India’s own vaccine development efforts have come under a cloud of controversy after the Indian Council of Medical Research (ICMR) made a case to get a vaccine candidate ready by 15 August, effectively giving six weeks for clinical trials to test for safety and efficacy. On the feasibility of such a deadline, Swaminathan said: “Trials take time and must be conducted according to well-established regulatory processes.”
The WHO will be closely monitoring the phase-3 results of all vaccine trials, she said, because it is possible that some vaccines may be more suitable for one age group, or one type of population group than others. “The WHO, through its expert committees, has put forward criteria for selection of vaccines for further development,” she said.
Until an effective vaccine is identified, treatment options for those who are in hospitals will remain critical, and it is fairly clear that several re-purposed drugs which were initially widely used—like hydroxychloroquine and HIV drug Lopinavir—aren’t effective on hospitalized covid-19 patients, Swaminathan said.
“Remdesivir seems to reduce the duration of hospitalization, but its impact on lowering mortality is yet to be established.
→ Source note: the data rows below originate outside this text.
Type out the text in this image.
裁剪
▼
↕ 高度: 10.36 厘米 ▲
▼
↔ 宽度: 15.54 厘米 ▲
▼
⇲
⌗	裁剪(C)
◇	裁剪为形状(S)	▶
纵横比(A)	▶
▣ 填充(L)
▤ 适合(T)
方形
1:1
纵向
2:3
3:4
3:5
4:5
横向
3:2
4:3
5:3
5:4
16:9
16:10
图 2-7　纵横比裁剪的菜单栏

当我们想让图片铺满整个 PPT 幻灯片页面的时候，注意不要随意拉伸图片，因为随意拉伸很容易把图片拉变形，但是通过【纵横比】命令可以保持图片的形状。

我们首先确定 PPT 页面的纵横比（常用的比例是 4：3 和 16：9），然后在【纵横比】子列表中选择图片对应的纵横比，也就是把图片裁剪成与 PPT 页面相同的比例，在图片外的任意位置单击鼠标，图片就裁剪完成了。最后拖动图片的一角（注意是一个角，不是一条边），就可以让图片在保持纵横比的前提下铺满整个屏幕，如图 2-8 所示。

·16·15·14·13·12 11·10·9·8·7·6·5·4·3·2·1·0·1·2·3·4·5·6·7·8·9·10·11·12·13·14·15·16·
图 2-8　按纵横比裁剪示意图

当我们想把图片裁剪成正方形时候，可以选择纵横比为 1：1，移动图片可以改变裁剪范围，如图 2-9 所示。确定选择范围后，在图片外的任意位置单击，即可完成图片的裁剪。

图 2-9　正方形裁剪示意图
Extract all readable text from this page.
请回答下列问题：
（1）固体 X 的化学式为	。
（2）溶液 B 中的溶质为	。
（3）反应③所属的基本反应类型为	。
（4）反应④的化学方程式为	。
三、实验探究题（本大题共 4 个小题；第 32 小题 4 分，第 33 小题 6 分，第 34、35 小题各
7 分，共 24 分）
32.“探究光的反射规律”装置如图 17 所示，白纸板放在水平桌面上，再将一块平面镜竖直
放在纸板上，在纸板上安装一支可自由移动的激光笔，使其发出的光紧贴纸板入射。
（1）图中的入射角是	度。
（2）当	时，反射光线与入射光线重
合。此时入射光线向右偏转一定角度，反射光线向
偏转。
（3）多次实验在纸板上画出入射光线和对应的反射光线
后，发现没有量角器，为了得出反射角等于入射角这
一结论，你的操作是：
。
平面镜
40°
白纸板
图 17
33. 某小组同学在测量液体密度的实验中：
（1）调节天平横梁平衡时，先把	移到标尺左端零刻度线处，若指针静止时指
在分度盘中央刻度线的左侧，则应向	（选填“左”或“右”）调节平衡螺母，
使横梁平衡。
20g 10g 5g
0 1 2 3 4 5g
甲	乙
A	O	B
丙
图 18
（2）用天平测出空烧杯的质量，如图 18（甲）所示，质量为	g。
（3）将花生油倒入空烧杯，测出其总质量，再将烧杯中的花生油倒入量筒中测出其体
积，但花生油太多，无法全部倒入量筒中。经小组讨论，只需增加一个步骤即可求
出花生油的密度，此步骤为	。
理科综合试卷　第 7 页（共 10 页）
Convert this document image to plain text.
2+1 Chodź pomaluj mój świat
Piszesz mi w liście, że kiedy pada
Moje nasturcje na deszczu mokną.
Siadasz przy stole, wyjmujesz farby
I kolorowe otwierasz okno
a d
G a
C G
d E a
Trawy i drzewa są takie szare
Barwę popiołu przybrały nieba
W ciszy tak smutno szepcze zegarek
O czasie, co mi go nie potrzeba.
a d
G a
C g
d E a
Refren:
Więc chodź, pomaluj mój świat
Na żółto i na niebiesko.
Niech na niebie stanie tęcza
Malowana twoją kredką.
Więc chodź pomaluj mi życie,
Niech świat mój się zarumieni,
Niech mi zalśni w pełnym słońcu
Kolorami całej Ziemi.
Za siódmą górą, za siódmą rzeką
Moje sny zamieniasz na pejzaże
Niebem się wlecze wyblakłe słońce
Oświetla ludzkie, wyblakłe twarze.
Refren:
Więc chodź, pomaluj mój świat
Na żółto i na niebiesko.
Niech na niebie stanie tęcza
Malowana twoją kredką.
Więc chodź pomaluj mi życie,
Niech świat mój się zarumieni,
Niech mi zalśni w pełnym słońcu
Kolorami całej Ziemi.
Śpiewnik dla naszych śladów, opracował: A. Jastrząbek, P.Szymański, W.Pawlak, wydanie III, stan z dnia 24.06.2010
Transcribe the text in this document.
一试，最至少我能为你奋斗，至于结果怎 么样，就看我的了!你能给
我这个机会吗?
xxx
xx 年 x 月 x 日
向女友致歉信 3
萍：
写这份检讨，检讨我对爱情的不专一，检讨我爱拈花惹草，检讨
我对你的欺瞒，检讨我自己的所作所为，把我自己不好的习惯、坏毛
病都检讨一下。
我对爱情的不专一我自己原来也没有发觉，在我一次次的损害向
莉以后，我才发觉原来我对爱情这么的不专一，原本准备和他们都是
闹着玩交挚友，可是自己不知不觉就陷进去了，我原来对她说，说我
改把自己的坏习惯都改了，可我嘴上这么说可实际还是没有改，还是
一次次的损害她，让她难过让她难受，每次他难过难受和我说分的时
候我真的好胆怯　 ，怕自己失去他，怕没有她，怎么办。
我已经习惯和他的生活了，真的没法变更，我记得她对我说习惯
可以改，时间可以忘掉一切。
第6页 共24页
The efficacy of Favipiravir has also not been established, and, furthermore, it can be teratogenic (may cause birth defects) and must be used with caution.”
For the subset of covid patients who are hospitalized and require treatment, a broad scientific consensus seems to be emerging about the likely mortality or death rate. At a research and innovation forum held at WHO last week, Swaminathan said actual covid cases at any point are roughly 10 times the officially recorded figure and the overall death rate is 0.6%. With India’s recorded covid caseload at over 700,000, that would put the actual death toll at 42,000, more than double the officially recorded number of around 20,000.
Most countries are not able to report deaths accurately in real-time, she said, and India may well be missing some covid-related deaths. “We will have to wait for several months to know the true death count.”